The Montana National Guard is partnering with local search and rescue teams to practice ways they can work together on future rescues.
On Saturday morning, Elkhorn Search and Rescue and True North Search Dogs came to Fort Harrison for helicopter hoist training. Search team members and dogs were attached to harnesses and lifted up to a National Guard helicopter hovering about 50 feet in the air. The helicopter then carried the teams into the mountains and dropped them off.
Elkhorn Search and Rescue is Jefferson County’s volunteer search and rescue team.

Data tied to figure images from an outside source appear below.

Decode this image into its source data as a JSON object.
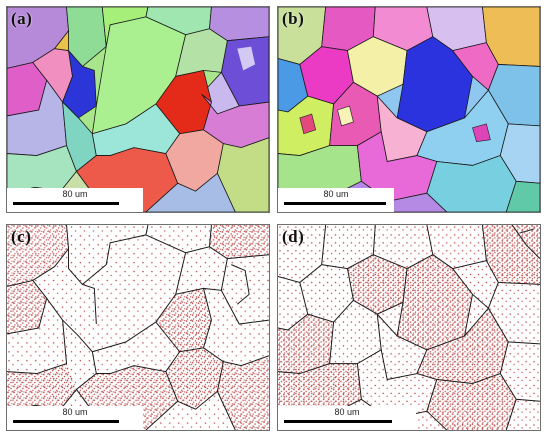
{
  "panels": [
    {
      "id": "a",
      "label": "(a)",
      "type": "orientation-map"
    },
    {
      "id": "b",
      "label": "(b)",
      "type": "orientation-map"
    },
    {
      "id": "c",
      "label": "(c)",
      "type": "kam-map"
    },
    {
      "id": "d",
      "label": "(d)",
      "type": "kam-map"
    }
  ],
  "scale_bar": {
    "label": "80 um"
  },
  "colors": {
    "grain_boundary": "#1a1a1a",
    "kam_points": "#b84a4a",
    "background": "#ffffff"
  }
}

Coordinator Dave Kauffman said, when someone becomes lost deep in the mountains, they can reach them much more quickly if a helicopter can bring the team closer.
“That takes and speeds the search and rescue up from eight hours to like an hour getting our teams back in the high country to start searching – plus all the effort it takes for somebody to walk back in there, it eliminates all that,” he said.
The goal of Saturday’s exercise was to make sure both the helicopter crews and the search teams are comfortable with the procedure, before they have to use it in an emergency situation.
“There’s a lot going on, especially when you have four members and a K-9 being hoisted in the helicopter,” said Kauffman. “The ultimate goal is safety.”
The rescue team members practiced extending their arms to keep themselves from spinning as they were hoisted.
The dogs were outfitted with goggles and earmuffs before being hoisted. Kauffman said they train them to get used to the noise and simulated hoists before being lifted in a full-scale exercise.
“They’re comfortable being in the hoist, and they’re with the handler as well, so they trust us,” he said. “They just love it. There’s no frantic at all with the dogs.”
Kauffman said Elkhorn Search and Rescue and the National Guard have worked together on a number of occasions. He said the Guard is especially valuable in many cases because its helicopters are so close.
“It’s an amazing resource, and one that we use fairly often,” he said.
This exercise is part of the leadup to a larger mock search scenario this summer, with search teams looking for actors portraying people in need of rescue.